- Film poster
- Directed by: Stéphanie Valloatto
- Written by: Stéphanie Valloatto Radu Mihăileanu
- Produced by: Radu Mihăileanu André Logie
- Starring: Plantu
- Cinematography: Cyrille Blanc
- Edited by: Marie-Jo Audiard
- Music by: Armand Amar
- Production companies: Oï Oï Oï Productions Panache Productions
- Distributed by: EuropaCorp Distribution
- Release dates: 19 May 2014 (Cannes); 28 May 2014 (France);
- Running time: 106 minutes
- Country: France
- Language: French

= Cartoonists - Foot Soldiers of Democracy =

Cartoonists - Foot Soldiers of Democracy (Caricaturistes - Fantassins de la démocratie) is a 2014 documentary film directed by Stéphanie Valloatto about 12 cartoonists around the world who risk their lives to defend democracy. The film premiered in the Special Screenings section at the 2014 Cannes Film Festival. The film was nominated for the César Award for Best Documentary Film at the 40th César Awards.

==Featuring==
- Plantu, French cartoonist
- Jeff Danziger, American cartoonist
- Rayma Suprani, Venezuelan cartoonist
- Angel Boligan, Cuban-Mexican cartoonist
- Mikhail Zlatkovsky, Russian cartoonist
- Michel Kichka, Belgian-Israeli cartoonist
- Baha Boukhari, Palestinian cartoonist
- Zoho (Lassane Zohore), Ivorian cartoonist
- Damien Glez, Franco-Burkinabé cartoonist
- Willis from Tunis (Nadia Khiari), Tunisian cartoonist
- Slim (Menouar Merabtene), Algerian cartoonist
- Pi San (Wang Bo), Chinese cartoonist

==Release==
Cartoonists - Foot Soldiers of Democracy premiered at the 2014 Cannes Film Festival on 19 May. A public preview screening of the film was held at the Place de la République in Paris on 23 May 2014, before its theatrical release on 28 May.

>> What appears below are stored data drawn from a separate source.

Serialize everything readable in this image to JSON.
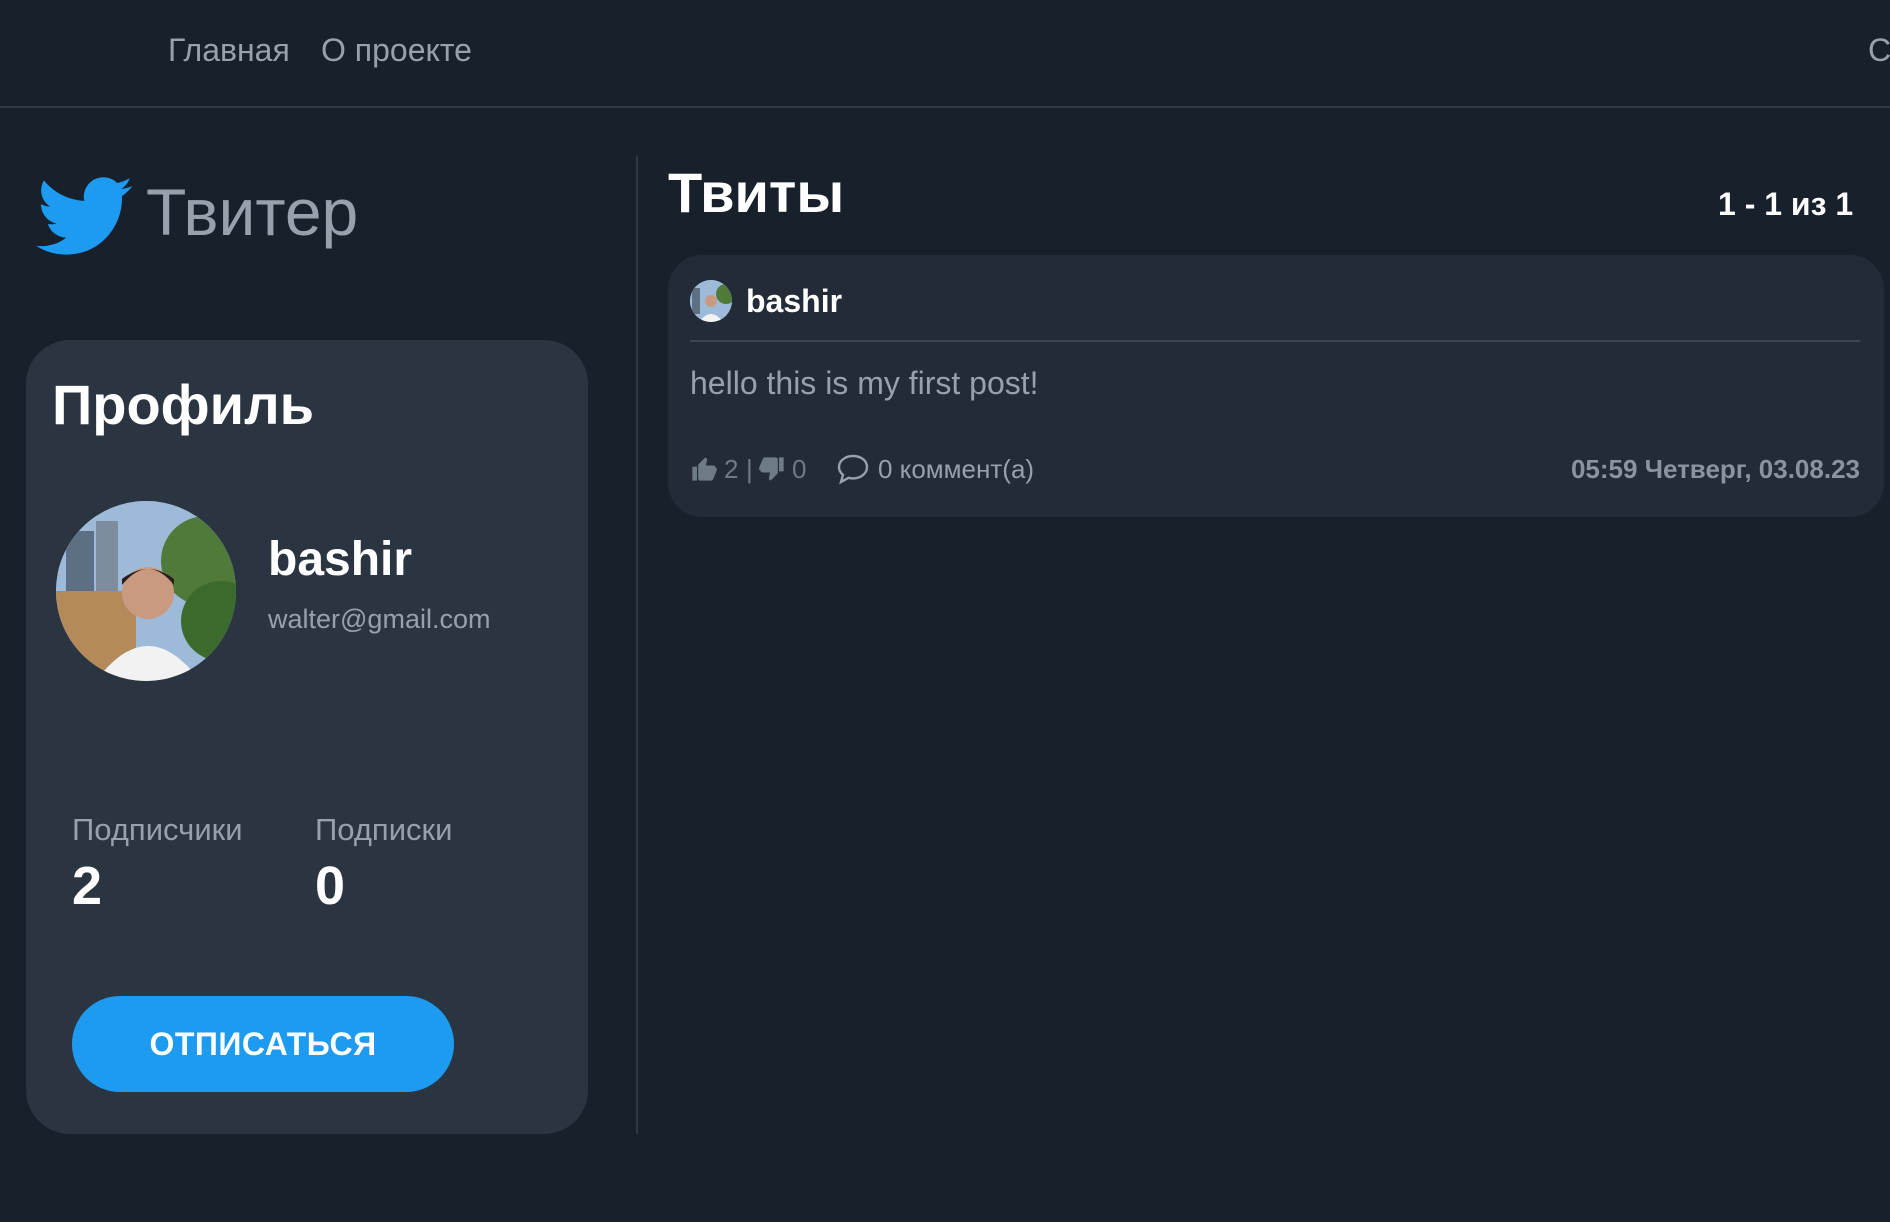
{
  "nav": {
    "items": [
      {
        "label": "Главная"
      },
      {
        "label": "О проекте"
      }
    ],
    "right_glyph": "С"
  },
  "brand": {
    "title": "Твитер",
    "icon": "bird-icon",
    "color": "#1d9bf0"
  },
  "profile": {
    "title": "Профиль",
    "username": "bashir",
    "email": "walter@gmail.com",
    "followers_label": "Подписчики",
    "followers_count": "2",
    "following_label": "Подписки",
    "following_count": "0",
    "unfollow_label": "ОТПИСАТЬСЯ"
  },
  "feed": {
    "title": "Твиты",
    "pagination": "1 - 1 из 1",
    "tweets": [
      {
        "author": "bashir",
        "text": "hello this is my first post!",
        "likes": "2",
        "separator": "|",
        "dislikes": "0",
        "comments": "0 коммент(а)",
        "timestamp": "05:59 Четверг, 03.08.23"
      }
    ]
  },
  "colors": {
    "background": "#18202b",
    "card": "#2b3441",
    "accent": "#1d9bf0",
    "muted_text": "#97a1ad"
  }
}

On 7 January and 9 January 2015, the film was broadcast on Canal+ and France 3 respectively, in tribute to victims of the Charlie Hebdo attack.The film was screened in the United States at the Spokane International Film Festival in February 2015.

The film was released on DVD, Blu-ray and VOD on 2 December 2014.